Sunday, March 27, 2005

From The Age (Australia):

To maintain the rigid status quo of high society New York, sacrifices must be made and rebellion punished. By Avril Moore.

The EROTICISM represented by the perpetually blooming red flowers overlaying the lace and perfect copperplate in the title sequence of The Age of Innocence conveys the film's main theme: old-world values colliding with the new.

And yet if May Welland epitomises the strict adherence of the New York aristocracy to what was socially acceptable for the time, then the irony of the title cannot be lost.

For here, as in the novel by Edith Wharton from which the film is faithfully derived, is a world where the intransigent preservation of wealth and power is paramount, and any whiff of individualism must be sacrificed, if not eradicated.

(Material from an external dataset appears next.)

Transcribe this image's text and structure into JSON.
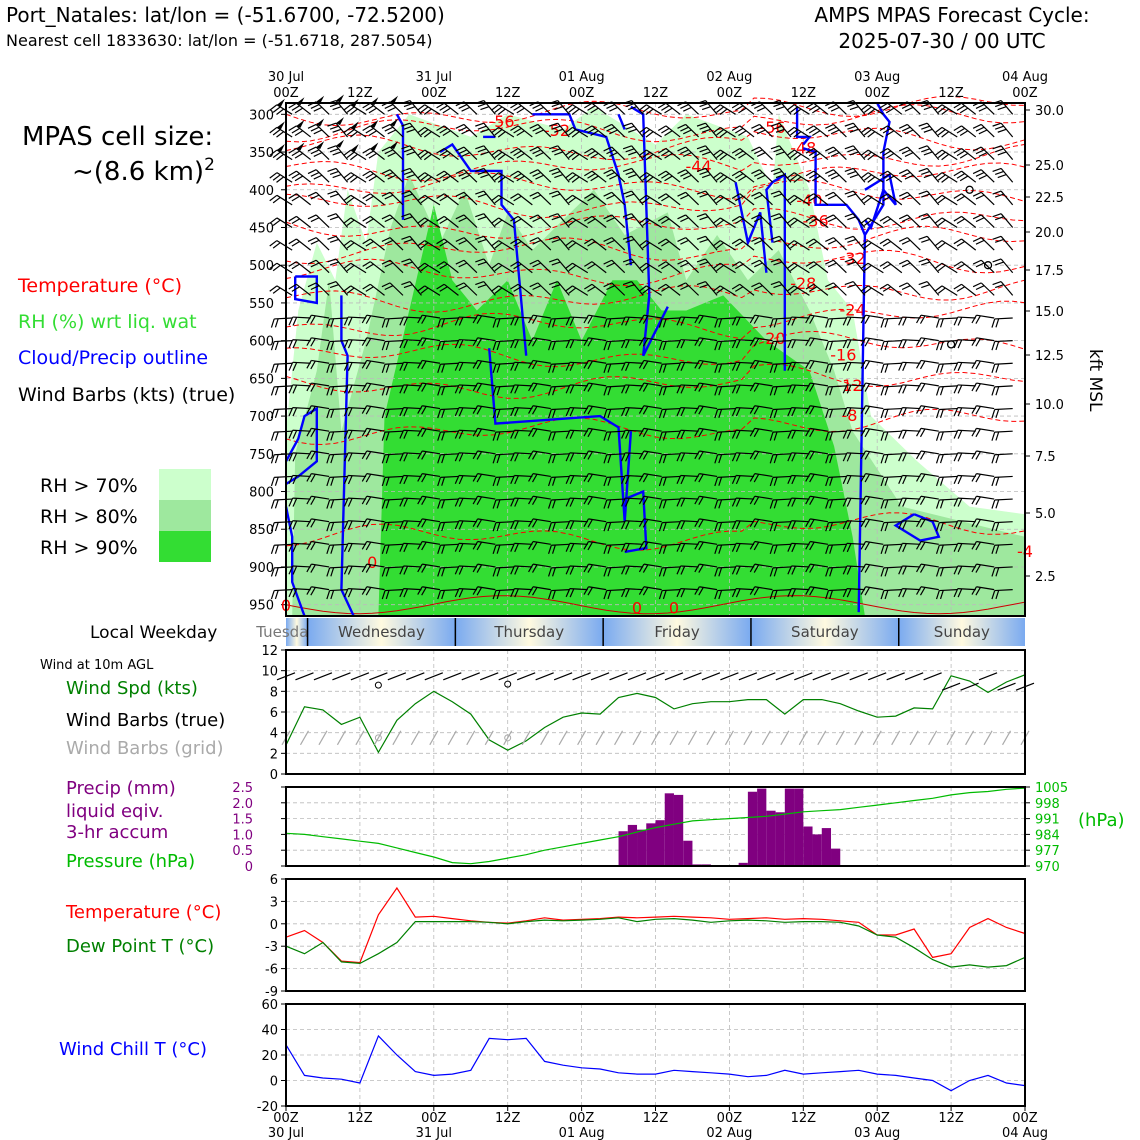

This tension, or outright hostility, exists beneath a brittle veneer of impeccable manners, taste and morality - a harmony shattered by a whisper and a subterfuge so sophisticated that it warrants decoding by an arch, third-person narrator.

Screenwriter and director Martin Scorsese said the narrator was a "tricky" character. The narrator "presents the story in this way to teach us a lesson".

"I love the idea of the female voice setting us up for a fall. You get to trust her, and then she does you in, just like he (Newland Archer) gets done in," he said. [. . . ]

Saturday, March 12, 2005

The New York Times Magazine
March 13, 2005
Interview with Meireille Guiliano (by Edward Lewine, p. 28-29)

"Best book she read recently:

It is called, "True Pleasures: A Memoir of women in Paris. Actually, it was written by an Australian named Lucinda Holdforth. I connect to it because she talks about great women in Paris like Colette, Edith Wharton, Gertrude Stein, but also because she visits the neighborhood where I live there."